I felt a shudder run down my back. Where souls cross over. .

‘The ceremonies went on for days,’ Edild was saying dreamily. ‘The people all wished to honour their dead leader, and they knew they would be bereft. The dead one had been a mighty sorcerer — perhaps the greatest that ever lived — and the people had no idea how they would survive without the protective magic they had taken for granted through all the long years.’

‘Did they survive?’ I whispered.

‘Yes,’ Edild answered, ‘if the tales are to be believed.’ She glanced at me, one eyebrow raised as if she were faintly mocking herself. ‘For here we are.’

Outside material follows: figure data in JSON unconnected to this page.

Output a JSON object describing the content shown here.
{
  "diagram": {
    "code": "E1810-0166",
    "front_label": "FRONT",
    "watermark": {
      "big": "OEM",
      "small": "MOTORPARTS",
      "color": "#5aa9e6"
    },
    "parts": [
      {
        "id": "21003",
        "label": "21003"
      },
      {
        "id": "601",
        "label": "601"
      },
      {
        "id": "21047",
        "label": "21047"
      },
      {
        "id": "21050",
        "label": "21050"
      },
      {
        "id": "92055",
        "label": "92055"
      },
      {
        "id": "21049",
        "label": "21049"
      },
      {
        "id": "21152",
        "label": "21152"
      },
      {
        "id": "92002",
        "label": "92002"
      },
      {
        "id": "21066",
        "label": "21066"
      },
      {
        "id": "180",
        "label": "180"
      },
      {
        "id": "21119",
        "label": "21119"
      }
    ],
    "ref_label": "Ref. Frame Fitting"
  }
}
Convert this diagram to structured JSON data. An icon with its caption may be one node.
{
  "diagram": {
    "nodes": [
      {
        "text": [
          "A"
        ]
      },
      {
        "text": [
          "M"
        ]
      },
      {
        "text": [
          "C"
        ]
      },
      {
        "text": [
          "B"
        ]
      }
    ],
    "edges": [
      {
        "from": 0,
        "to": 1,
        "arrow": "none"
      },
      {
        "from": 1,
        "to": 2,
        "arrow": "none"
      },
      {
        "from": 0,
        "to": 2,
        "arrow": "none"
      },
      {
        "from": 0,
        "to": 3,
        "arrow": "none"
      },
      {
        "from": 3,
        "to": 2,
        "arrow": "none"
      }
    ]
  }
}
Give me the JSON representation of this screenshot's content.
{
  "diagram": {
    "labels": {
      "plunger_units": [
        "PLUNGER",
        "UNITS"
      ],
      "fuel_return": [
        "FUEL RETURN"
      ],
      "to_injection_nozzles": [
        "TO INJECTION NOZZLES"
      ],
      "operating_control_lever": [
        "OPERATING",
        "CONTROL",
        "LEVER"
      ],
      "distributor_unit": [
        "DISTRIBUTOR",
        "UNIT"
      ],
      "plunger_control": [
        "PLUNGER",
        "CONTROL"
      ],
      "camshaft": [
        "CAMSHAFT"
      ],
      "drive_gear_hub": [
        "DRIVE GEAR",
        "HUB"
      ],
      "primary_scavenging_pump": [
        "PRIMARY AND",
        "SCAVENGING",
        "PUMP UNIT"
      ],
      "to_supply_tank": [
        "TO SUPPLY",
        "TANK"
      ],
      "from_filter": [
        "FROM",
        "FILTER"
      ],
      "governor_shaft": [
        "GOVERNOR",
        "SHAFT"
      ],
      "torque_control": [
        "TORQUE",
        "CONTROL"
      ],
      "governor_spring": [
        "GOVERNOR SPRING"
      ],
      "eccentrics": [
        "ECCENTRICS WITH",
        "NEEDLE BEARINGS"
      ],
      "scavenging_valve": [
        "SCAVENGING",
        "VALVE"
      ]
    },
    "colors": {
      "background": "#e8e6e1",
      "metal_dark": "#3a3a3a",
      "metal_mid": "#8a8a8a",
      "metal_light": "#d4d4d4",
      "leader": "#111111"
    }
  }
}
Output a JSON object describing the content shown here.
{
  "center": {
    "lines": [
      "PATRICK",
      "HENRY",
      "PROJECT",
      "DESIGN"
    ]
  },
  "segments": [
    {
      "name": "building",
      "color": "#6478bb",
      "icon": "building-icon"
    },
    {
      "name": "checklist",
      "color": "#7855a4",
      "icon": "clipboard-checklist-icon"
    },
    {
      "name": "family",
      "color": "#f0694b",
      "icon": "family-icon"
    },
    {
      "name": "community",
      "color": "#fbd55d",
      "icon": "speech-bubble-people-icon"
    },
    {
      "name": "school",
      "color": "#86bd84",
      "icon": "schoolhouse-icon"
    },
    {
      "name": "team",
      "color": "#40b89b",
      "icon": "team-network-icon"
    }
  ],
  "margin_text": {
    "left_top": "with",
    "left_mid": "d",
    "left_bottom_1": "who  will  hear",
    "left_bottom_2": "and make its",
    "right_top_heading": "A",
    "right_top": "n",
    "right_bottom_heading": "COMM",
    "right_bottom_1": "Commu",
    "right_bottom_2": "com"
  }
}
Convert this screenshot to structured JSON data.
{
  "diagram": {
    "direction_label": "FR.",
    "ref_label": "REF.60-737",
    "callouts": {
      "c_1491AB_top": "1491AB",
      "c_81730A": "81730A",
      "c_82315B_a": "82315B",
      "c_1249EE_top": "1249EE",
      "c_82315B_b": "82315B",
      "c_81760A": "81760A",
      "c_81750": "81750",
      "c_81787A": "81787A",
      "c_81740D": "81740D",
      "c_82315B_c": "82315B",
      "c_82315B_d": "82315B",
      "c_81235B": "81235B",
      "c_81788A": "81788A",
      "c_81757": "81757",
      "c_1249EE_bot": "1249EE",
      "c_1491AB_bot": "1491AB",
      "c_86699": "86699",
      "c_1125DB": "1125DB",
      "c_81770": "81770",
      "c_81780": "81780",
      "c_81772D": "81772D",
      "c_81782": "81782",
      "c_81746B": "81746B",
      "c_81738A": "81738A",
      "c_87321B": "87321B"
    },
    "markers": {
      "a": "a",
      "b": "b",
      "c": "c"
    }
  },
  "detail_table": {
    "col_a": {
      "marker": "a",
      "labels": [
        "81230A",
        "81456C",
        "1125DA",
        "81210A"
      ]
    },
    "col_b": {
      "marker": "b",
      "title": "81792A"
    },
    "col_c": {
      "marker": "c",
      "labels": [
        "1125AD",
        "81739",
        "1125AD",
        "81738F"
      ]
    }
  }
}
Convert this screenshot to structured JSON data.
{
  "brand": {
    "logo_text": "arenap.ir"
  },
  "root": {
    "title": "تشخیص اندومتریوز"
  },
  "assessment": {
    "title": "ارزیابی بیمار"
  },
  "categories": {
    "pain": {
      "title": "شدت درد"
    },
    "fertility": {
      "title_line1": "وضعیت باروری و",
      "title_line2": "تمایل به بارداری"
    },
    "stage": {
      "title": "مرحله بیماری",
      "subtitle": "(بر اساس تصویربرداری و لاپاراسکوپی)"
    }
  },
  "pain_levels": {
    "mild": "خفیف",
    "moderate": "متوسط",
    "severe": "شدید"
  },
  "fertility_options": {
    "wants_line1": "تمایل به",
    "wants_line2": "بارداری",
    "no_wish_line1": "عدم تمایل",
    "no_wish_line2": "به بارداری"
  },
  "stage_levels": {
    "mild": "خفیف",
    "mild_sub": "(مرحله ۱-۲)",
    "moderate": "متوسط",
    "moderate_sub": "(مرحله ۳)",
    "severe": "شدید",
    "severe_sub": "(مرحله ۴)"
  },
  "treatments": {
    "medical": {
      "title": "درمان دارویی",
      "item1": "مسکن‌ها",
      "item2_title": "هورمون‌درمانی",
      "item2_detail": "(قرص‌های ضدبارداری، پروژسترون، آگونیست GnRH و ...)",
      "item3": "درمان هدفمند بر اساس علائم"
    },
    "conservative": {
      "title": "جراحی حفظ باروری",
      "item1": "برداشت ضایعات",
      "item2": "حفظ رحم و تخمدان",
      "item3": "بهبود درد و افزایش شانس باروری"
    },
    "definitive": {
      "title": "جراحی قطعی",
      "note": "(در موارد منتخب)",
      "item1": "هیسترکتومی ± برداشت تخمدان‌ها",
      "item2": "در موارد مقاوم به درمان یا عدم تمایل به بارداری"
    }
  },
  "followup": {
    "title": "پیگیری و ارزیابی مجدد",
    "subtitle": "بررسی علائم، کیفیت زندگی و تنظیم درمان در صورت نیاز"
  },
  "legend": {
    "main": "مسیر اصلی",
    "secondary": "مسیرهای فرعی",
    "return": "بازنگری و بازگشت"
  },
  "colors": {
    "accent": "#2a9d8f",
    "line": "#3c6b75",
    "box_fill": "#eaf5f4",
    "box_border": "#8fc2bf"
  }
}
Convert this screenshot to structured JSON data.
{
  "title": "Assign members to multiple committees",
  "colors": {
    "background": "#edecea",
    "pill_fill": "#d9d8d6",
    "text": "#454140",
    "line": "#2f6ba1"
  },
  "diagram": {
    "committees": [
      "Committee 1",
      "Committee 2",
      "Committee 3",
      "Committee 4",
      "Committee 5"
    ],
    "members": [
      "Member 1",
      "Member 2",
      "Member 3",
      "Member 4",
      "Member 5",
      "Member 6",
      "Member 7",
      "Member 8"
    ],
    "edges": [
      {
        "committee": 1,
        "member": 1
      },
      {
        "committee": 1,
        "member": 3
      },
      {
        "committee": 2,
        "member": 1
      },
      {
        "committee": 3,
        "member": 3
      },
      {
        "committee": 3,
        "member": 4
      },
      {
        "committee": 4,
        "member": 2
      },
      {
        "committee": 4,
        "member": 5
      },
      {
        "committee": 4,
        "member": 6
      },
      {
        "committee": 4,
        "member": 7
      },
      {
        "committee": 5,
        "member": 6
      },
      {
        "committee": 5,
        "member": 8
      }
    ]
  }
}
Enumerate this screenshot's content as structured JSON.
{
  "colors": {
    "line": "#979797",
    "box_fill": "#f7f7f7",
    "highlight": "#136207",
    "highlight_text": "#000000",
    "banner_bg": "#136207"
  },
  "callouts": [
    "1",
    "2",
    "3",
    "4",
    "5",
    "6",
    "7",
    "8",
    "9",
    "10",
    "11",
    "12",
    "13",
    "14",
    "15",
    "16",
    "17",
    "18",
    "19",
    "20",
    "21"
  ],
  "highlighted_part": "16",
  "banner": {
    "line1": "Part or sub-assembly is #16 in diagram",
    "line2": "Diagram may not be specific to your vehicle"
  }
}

We sat in silence for what felt like a long time. Edild was watching Elfritha, and I was watching my aunt. I was trying to work out how to ask her the question that was all but bursting out of me in such a way that she would answer it in the way I wanted.

In the end, there was no need. She had just finished bathing Elfritha’s face, chest and arms, and she put her washcloth down with a sigh, turning to me.

‘It is inadvisable to ignore the summons of a power dream,’ she said gravely.

My heart leapt. Did she mean what I thought she did? ‘Er — it really takes two of us, to look after Elfritha,’ I hedged.

Edild rinsed out the cloth. ‘Elfritha does not need much nursing. I can manage alone.’

‘Will Hrype be back soon?’ I didn’t like the thought of leaving her on her own.

She shrugged. ‘Perhaps.’

I knew better than to ask where he’d gone. Knowing him and his secret ways, it was quite possible he hadn’t told her, and I didn’t want to put her in the awkward position of having to confess her ignorance to me.

She turned to look at me, her face intent. ‘Do you know where to go?’

I shook my head, hardly daring to breathe.

‘In that case,’ she said — and I could hear her reluctance in her grave tone — ‘I’d better tell you.’

THIRTEEN

Hrype was sitting under a low hazel hedge that meandered from the rear wall of the abbey down to where the water lapped against the shore of the little island. He had been there for a long time, so deep in thought that he had not noticed the chill night air. His mind was far away; he had been walking with the spirits.

He had been unable to remain in the little room where Edild and Lassair were fighting to save Elfritha’s life. Neither of the two healers seemed very interested in discussing, or even thinking about, who had poisoned the young nun, and the question that so fascinated Hrype — was the same person responsible for the deaths of the man in the fen and Elfritha’s friend? — did not appear to engage them in the least.